Item #: SCP-785
Object Class: Keter
Special Containment Procedures: If periodic global searches of governmental records report the registration of any restaurant with the phrase “Uncle █████'s ████ █████’” in its title, a containment breach is to be reported to both the supervising researcher of SCP-785 and the leader of Mobile Task Force Beta-3 (“Take-out Diners”). MTF Beta-3 is to secure the restaurant (SCP-785-2) and prevent any civilians from entering or exiting. Following the lockdown of the immediate area, a five kilometer radius quarantine is to be constructed around SCP-785-2. All civilians inside the quarantine are to be interviewed and administered Class A or B amnestics, on a case-by-case basis. The restaurant owner and all individuals knowledgeable about SCP-785-2 or its origins will be personally interviewed by the overseeing Level 4 researcher. Following the interview process, the Foundation is to ensure that all media reports will have the restaurant name (SCP-785-1) altered. Due to the extensive amount of time required in resolving a SCP-785 containment breach, it is advised that Standard Cover Story 12 (“Gas Leak”) be deployed.
Only the current leader of MTF Beta-3 and the overseeing researcher of SCP-785 are to know the full title of SCP-785-1. During containment operations all operatives must have equipment possessing real-time sensory modification software that prevents them from either reading or hearing the full title. If either individual is suspected of leaking SCP-785-1 an immediate interrogation is to be conducted.
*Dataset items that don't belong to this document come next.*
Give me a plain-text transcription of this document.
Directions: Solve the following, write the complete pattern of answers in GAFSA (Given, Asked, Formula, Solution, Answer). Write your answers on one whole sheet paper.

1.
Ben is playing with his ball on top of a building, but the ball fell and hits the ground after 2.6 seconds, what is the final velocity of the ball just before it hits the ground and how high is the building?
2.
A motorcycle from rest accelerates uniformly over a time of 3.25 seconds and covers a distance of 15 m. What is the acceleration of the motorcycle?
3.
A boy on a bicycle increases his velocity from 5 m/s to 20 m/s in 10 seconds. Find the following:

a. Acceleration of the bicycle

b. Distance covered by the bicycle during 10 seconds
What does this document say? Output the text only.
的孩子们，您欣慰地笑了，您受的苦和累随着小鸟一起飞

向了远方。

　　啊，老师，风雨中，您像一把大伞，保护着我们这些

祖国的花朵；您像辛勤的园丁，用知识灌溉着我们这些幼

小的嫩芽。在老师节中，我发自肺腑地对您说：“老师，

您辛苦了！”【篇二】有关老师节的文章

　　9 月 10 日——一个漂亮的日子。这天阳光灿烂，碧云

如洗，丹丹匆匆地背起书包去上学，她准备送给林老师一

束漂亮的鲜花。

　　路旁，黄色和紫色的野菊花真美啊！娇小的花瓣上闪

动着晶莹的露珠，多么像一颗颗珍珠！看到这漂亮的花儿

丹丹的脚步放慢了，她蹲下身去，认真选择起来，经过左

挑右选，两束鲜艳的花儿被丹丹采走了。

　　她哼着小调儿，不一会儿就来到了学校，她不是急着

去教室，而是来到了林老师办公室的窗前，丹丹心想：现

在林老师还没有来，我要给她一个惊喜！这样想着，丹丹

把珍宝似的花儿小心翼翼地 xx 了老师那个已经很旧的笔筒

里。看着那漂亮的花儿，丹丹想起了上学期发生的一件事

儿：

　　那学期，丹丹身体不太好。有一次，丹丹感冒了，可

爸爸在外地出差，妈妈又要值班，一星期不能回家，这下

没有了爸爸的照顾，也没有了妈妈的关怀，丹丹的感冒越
For purposes of experimentation, one instance of SCP-785-2 is to be contained inside Site-23. Only D-Class personnel are permitted to interact with it.
Description: SCP-785 comprises any restaurant with a name containing the phrase “Uncle █████'s ████ █████’”. The restaurant name is designated SCP-785-1; the actual restaurant is designated SCP-785-2.
Propagation of SCP-785’s effects will begin if SCP-785-1 is mentioned during conversation in a large public area, such as a movie theater or sports arena. Within one to six months after this occurs, an individual who had been present at the location where initial seeding was performed will establish an instance of SCP-785-2. It will be located within half a kilometer of the location where SCP-785-1 was first mentioned. The personal preference and ethnicity of the founder influences the resulting instance of SCP-785-2, allowing for a wide range of possible restaurants (for a complete listing, see Document-785-███). Following initial seeding, a separate founder will not create a new instance of SCP-785-2 unless all previously existing and publicly known instances have been shut down.
Left unchecked, the popularity of SCP-785-2 will grow unusually quickly. The Foundation has never observed fewer than 14 new instances within 9 months. The spread of SCP-785-2 is not limited to its home city: when first discovered, ██ instances of SCP-785-2 were found in three separate cities.
The effects of SCP-785 will manifest annually on the first Friday of May, when SCP-785-2 will advertise a "Spring Special." All customers and employees of any existing instances of SCP-785-2 will be affected. Starting between 1600 and 1830 hours, any customers who had previously consumed any of SCP-785-2's beef or bread during that particular day, designated Group A, will report to SCP-785-2. Customers physically unable to report are exempt from SCP-785-2's effects. Staff will proceed to stab the members of Group A twelve times, always using a bronze-tipped spear coated with [DATA EXPUNGED] (all materials save the [DATA EXPUNGED] can be found in a typical chain restaurant). After all members of Group A have expired, employees will place their bodies on the floor. They will then turn off all appliances and produce six polyvinyl chloride (PVC) basins of water. All customers still living, designated Group B, will be issued a large knife, which is invariably composed of a bronze and ████████ compound.
Using only their knives and their hands, all members of Group B will begin to consume the bodies of Group A. Every thirty minutes, they will wash their hands using the PVC basins. The meal will last for three hours, until all the basins have been used. Group B will return to their homes after the meal is finished. Employees will burn the remains of Group A using the same [DATA EXPUNGED] mixture used previously. After the completion of all activity, members of Group B will behave normally. Most members have a somewhat inaccurate recollection of the evening's events.
Customer reviews of SCP-785-2 have typically skyrocketed after this event.
Addendum-785A: Despite the Foundation’s best efforts to remove SCP-785-1 from public knowledge, instances of SCP-785-2 continue to arise. It appears to be impossible to apprehend all civilians who unwittingly spread SCP-785-1; furthermore, the possibility of a deliberate third-party propagation of SCP-785-1 cannot be eliminated.